At Christmas 1943, the two met again at Windsor Castle, where Elizabeth and Margaret were putting on a charity performance of the pantomime Aladdin. It was an interlude of fun for Philip, who was by then away at sea fighting in the Second World War. He and Elizabeth kept in touch by letter throughout the War, during which Philip won official praise for his bravery.
“She was very much in love,” the Queen’s confidante, Lady Pamela Hicks, later recalled. Reunited after the war, by which time Elizabeth had blossomed into a striking young woman, the pair's friendship deepened and after a serious courtship, Philip declared that he had fallen “completely and unreservedly” in love with her.
He proposed at her parents' Scottish home, Balmoral, in 1946 with a ring made with diamonds from his mother’s tiara, and their wedding took place the next year on 20 November at Westminster Abbey. It was a spectacular event, attended by thousands and celebrated by many millions more.
During their honeymoon, the 21-year-old Princess wrote a letter to her cousin Margaret Rhodes, saying: “I’m blissfully happy… and I’m enjoying being married to the best and nicest man in the world.” Even the famously forthright, no-nonsense Philip revealed his romantic side in a letter to his mother-in-law. “Lilibet is the only ‘thing’ in this world which is absolutely real to me,” he said.
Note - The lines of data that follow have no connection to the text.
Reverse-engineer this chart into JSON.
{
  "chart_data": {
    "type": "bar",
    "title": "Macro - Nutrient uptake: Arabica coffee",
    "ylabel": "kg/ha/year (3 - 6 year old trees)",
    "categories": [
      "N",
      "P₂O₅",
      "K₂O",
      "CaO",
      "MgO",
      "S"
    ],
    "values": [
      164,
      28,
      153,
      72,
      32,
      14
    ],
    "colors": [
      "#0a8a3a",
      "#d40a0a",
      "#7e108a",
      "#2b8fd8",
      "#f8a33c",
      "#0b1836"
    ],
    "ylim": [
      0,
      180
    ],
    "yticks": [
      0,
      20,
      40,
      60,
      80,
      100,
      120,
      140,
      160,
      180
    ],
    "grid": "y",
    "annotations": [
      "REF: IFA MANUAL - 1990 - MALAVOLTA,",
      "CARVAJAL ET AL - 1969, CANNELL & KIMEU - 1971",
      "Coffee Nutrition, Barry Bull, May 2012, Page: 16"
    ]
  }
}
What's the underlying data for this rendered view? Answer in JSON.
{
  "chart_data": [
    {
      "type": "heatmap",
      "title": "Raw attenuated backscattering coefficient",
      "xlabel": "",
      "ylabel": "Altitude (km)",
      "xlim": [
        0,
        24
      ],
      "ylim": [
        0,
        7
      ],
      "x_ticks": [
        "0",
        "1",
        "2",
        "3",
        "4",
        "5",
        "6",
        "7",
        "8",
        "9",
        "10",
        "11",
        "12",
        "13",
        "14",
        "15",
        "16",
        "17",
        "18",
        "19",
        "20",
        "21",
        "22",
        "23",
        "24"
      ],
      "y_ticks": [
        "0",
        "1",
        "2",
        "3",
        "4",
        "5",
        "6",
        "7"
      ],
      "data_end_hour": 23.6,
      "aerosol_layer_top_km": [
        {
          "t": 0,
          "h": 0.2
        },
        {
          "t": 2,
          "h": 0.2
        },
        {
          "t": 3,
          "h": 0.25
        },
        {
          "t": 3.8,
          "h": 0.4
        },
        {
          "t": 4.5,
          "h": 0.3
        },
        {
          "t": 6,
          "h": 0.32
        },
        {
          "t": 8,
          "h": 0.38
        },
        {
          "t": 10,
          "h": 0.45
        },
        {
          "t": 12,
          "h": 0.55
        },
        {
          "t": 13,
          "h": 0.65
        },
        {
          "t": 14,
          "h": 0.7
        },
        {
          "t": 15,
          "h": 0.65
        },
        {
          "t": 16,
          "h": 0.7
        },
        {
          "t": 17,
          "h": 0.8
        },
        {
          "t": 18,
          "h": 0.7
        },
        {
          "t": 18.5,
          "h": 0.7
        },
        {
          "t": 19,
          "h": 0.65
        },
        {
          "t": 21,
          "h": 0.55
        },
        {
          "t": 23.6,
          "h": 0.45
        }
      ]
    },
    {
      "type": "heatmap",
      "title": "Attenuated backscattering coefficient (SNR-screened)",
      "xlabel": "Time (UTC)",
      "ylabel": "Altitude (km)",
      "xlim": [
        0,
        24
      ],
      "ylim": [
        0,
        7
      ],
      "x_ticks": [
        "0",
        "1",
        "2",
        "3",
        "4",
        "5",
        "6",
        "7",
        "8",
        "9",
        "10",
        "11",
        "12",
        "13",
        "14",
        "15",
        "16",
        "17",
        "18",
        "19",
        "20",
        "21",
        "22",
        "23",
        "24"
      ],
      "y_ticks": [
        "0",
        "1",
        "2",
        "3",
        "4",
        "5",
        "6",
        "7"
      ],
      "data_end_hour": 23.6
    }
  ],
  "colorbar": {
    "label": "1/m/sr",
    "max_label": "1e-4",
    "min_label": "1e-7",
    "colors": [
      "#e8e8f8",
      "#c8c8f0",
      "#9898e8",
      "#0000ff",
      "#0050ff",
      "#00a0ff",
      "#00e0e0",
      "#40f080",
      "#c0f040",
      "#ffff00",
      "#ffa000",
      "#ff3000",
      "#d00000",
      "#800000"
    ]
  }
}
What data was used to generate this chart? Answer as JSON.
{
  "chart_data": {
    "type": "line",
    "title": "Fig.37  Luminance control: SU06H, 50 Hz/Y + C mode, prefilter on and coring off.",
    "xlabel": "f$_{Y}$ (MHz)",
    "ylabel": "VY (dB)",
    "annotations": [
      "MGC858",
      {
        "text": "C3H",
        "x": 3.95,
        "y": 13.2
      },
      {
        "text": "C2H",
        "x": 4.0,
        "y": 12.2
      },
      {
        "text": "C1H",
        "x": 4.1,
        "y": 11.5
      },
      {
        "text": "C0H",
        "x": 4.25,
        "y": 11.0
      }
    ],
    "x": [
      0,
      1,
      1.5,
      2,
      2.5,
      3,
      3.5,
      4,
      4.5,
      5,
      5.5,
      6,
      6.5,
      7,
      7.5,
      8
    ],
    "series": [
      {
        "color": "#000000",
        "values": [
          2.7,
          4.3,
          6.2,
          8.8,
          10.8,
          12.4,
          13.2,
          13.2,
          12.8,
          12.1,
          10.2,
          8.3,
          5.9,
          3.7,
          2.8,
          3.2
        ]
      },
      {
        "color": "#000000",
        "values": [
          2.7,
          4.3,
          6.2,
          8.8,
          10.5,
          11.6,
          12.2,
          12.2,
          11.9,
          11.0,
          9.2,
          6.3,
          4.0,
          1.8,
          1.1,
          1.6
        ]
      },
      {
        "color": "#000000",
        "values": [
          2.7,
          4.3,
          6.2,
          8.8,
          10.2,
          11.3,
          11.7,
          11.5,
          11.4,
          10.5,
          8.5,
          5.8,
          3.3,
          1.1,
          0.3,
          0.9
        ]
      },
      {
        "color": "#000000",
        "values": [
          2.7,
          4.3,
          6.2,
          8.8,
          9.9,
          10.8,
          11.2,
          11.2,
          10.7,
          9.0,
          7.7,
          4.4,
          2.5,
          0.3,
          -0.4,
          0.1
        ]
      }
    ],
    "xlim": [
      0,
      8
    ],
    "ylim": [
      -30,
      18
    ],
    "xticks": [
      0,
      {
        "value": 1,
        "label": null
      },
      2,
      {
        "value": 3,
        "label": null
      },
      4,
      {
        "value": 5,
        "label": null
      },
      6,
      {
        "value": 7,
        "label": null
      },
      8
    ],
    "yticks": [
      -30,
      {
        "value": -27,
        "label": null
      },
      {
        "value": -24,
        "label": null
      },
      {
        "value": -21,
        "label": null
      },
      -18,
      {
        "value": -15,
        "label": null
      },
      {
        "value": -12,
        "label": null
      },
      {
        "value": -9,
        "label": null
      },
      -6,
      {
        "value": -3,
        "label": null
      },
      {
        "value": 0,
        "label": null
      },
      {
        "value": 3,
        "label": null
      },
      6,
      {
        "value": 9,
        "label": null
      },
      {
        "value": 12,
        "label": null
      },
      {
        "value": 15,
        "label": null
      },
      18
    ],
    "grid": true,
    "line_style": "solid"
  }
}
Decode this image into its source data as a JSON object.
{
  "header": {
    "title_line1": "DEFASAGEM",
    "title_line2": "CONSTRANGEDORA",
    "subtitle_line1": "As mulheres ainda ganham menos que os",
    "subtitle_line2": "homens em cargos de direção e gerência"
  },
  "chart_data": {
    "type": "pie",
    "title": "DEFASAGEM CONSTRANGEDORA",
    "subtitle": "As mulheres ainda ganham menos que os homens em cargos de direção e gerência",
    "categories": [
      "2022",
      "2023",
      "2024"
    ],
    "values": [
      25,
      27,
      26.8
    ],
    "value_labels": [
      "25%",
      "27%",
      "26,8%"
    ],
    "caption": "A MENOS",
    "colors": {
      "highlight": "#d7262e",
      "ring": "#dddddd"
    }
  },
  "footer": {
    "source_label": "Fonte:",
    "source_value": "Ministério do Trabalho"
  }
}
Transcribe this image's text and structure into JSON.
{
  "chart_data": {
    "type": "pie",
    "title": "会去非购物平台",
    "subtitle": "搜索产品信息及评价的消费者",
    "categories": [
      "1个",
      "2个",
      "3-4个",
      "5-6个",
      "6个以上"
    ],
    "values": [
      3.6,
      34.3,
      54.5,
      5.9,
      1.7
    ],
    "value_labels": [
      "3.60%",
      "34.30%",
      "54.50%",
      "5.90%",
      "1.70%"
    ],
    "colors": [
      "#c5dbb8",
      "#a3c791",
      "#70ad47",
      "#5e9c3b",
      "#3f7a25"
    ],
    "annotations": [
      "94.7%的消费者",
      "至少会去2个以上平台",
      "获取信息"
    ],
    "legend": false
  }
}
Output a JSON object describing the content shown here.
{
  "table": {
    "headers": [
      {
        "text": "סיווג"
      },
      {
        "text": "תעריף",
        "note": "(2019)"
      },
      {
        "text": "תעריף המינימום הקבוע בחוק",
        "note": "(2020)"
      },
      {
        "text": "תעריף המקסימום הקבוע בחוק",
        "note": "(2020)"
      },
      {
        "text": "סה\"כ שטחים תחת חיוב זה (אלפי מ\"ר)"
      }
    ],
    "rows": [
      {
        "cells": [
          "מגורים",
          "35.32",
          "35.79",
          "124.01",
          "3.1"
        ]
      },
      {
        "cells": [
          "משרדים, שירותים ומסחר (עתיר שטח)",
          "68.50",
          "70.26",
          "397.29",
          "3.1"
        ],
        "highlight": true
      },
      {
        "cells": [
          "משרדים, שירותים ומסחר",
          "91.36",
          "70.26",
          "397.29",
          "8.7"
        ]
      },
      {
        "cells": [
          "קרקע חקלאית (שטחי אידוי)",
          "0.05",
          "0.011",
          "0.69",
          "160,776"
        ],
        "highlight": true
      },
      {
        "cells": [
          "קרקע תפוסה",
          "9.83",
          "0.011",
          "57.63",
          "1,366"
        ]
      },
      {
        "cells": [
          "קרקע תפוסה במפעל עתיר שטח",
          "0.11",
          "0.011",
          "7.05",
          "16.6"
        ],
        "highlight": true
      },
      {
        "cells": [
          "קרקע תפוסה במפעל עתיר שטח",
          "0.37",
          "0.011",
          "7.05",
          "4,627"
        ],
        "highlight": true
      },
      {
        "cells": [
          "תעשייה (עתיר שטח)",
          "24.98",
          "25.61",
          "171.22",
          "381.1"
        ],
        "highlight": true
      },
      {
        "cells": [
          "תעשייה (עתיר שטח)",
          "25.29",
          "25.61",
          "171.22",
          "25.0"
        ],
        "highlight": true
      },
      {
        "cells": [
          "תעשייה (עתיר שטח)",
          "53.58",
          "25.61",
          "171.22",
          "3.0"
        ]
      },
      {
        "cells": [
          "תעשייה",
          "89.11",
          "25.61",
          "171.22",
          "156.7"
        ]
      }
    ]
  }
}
Princess Elizabeth accompanied her naval officer husband to his post on the island of Malta, where they lived in a villa overlooking the sea. The newlyweds were able to enjoy a relatively normal lifestyle there, away from the spotlight. And whether she was zipping around the capital Valletta’s cobbled streets in her Morris Minor car or waltzing around the ballroom of The Phoenicia hotel, the future Queen was having the time of her life.
The couple’s happiness was completed by the birth of their first child, Prince Charles, in 1948, followed by Princess Anne two years later.
But in 1952 everything changed, and their sense of freedom was cut short forever. Elizabeth’s beloved father George VI died suddenly, aged 56, while she and Philip were touring Kenya. It was Philip who broke the news to his wife, still only 25, and comforted her in her grief. She was now the Queen, and he was her consort. From then on, their first duty must always be to the Crown.